Di Frontignan, dekat Sète (Hérault), kekhawatiran mendominasi: Maddy, 18, tidak menunjukkan tanda-tanda kehidupan sejak 3 Februari. Seminggu kemudian, Selasa lalu, Sore gratis mengumumkan penemuan mayat wanita muda di Frontignan, oleh seorang saksi yang memberitahu layanan polisi. Jenazahnya ditemukan di sektor Salins, kawasan basah dan terisolasi di tepi kolam. Jenazahnya diangkut ke institut forensik Montpellier untuk diautopsi.
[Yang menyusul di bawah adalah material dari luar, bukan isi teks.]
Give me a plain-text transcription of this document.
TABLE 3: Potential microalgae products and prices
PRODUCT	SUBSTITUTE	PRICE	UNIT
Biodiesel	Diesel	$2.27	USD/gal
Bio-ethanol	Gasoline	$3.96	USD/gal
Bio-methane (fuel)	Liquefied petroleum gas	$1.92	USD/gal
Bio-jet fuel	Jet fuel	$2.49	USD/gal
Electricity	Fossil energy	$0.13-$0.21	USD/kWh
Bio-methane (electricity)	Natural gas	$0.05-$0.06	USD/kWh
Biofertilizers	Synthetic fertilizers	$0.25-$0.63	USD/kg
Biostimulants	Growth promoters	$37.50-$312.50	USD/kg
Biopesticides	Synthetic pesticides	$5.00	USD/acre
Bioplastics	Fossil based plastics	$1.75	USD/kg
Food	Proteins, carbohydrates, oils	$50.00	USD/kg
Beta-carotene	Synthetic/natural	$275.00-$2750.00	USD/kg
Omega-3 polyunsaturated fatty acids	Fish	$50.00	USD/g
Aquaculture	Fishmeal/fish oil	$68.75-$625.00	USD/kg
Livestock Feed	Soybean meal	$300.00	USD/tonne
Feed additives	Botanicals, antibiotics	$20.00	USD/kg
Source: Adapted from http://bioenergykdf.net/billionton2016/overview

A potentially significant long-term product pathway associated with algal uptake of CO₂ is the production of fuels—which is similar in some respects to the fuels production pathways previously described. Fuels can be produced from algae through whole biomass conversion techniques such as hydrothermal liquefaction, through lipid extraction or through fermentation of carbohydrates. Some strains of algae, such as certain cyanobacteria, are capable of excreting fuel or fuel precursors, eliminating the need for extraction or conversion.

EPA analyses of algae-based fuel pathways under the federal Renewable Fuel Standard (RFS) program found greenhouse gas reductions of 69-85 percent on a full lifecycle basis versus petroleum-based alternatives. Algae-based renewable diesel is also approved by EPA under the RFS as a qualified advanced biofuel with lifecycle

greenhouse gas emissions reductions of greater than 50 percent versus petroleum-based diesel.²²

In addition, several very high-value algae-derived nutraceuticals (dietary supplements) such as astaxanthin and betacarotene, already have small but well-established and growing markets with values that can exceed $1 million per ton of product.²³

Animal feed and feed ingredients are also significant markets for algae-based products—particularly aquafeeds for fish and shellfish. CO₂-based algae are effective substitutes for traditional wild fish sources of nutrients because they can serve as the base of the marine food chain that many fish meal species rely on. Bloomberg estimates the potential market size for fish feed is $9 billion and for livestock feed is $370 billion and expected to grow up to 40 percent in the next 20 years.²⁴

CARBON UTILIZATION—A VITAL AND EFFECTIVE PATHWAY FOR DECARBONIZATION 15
Kamis ini, jaksa penuntut umum Montpellier, Thierry Lescouarc’h, mengungkapkan bahwa “pada akhir pemeriksaan jenazah yang dilakukan oleh dokter forensik, hipotesis bunuh diri lebih diutamakan”.
Kerabatnya meluncurkan panggilan kepada para saksi di jejaring sosial untuk menemukan wanita muda tersebut, yang hanya seorang dewasa, yang menghilang dari rumah keluarganya, meninggalkan ponselnya. Polisi telah membuka penyelidikan atas hilangnya orang yang mengkhawatirkan dan menganggap situasinya sangat serius.
“Dia selalu memperingatkanku”
Maddy terakhir terlihat sekitar jam 5 sore. pada hari Selasa, 3 Februari, ketika dia pergi mengambil roti. “Kami pergi makan malam dan dia ingin roti dengan keju raclette, saya memberinya potongannya dan dia pergi,” kata ibunya.